Osculi wept with them.

He thought he had witnessed the hand of salvation.

---

The vision quickened.

He saw himself older—stronger, battle-scarred—enduring the brutal initiation of the Paladixtus. His instructors were merciless, their discipline sharpened by whispers of the "tainted recruit." He felt every stare, every cold shoulder, every unspoken question. Why him?

He turned scorn into purpose. Every insult was another weight he learned to lift. And through it all, her presence haunted him—Ezmelral's lookalike gliding through the halls, her gaze passing over him like the shadow of judgment itself.

Years later, he stood at last in the sacred hall reserved for the Consilium Disciplinae. The air was still, scented with aged stone and sanctity. He knelt before her, head bowed.

The ceremony was not long, but every moment was etched into his soul.
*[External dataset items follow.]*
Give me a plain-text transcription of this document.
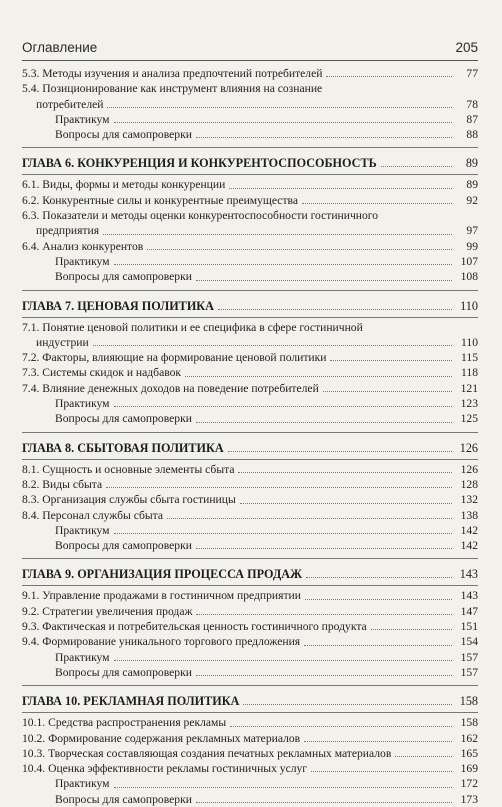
Оглавление	205
5.3. Методы изучения и анализа предпочтений потребителей	77
5.4. Позиционирование как инструмент влияния на сознание
потребителей	78
Практикум	87
Вопросы для самопроверки	88
ГЛАВА 6. КОНКУРЕНЦИЯ И КОНКУРЕНТОСПОСОБНОСТЬ	89
6.1. Виды, формы и методы конкуренции	89
6.2. Конкурентные силы и конкурентные преимущества	92
6.3. Показатели и методы оценки конкурентоспособности гостиничного
предприятия	97
6.4. Анализ конкурентов	99
Практикум	107
Вопросы для самопроверки	108
ГЛАВА 7. ЦЕНОВАЯ ПОЛИТИКА	110
7.1. Понятие ценовой политики и ее специфика в сфере гостиничной
индустрии	110
7.2. Факторы, влияющие на формирование ценовой политики	115
7.3. Системы скидок и надбавок	118
7.4. Влияние денежных доходов на поведение потребителей	121
Практикум	123
Вопросы для самопроверки	125
ГЛАВА 8. СБЫТОВАЯ ПОЛИТИКА	126
8.1. Сущность и основные элементы сбыта	126
8.2. Виды сбыта	128
8.3. Организация службы сбыта гостиницы	132
8.4. Персонал службы сбыта	138
Практикум	142
Вопросы для самопроверки	142
ГЛАВА 9. ОРГАНИЗАЦИЯ ПРОЦЕССА ПРОДАЖ	143
9.1. Управление продажами в гостиничном предприятии	143
9.2. Стратегии увеличения продаж	147
9.3. Фактическая и потребительская ценность гостиничного продукта	151
9.4. Формирование уникального торгового предложения	154
Практикум	157
Вопросы для самопроверки	157
ГЛАВА 10. РЕКЛАМНАЯ ПОЛИТИКА	158
10.1. Средства распространения рекламы	158
10.2. Формирование содержания рекламных материалов	162
10.3. Творческая составляющая создания печатных рекламных материалов	165
10.4. Оценка эффективности рекламы гостиничных услуг	169
Практикум	172
Вопросы для самопроверки	173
The cold, flat touch of her sword on his shoulder. The weight of the words as he recited the Ten Disciplines, his voice the only sound in the hall, each principle a vow that reforged his very identity.

When the final echo of his vow faded, a profound silence returned. He remained on his knees, the formalities complete, but the true purpose of this moment now pressed upon him. He had earned his place, but he needed the answer to the question that had burned in him since the day she saved him—the question that was the foundation of the temple of his devotion.

"Why me? Why did you take me in?"

Her reply was calm, measured—

—and in hindsight, merciless.

"To combat a weed, you must pull it from the root.

To end prejudice, you must prove its foundation false."

Only then did he understand.

He was her experiment.

The Paladixtus was filled with the pure, those who saw corruption as an absolute evil. And she—believing in redemption—had brought him, the most tainted, into their inner circle. To prove that a fallen soul could rise again.

Tears welled in his eyes. "I will not let your faith be misplaced," he vowed.

She gave a silent nod of acknowledgment, then turned and left him alone in the sanctum—

the redeemed sinner, the proof of her philosophy,

and the unwitting instrument of her ruin.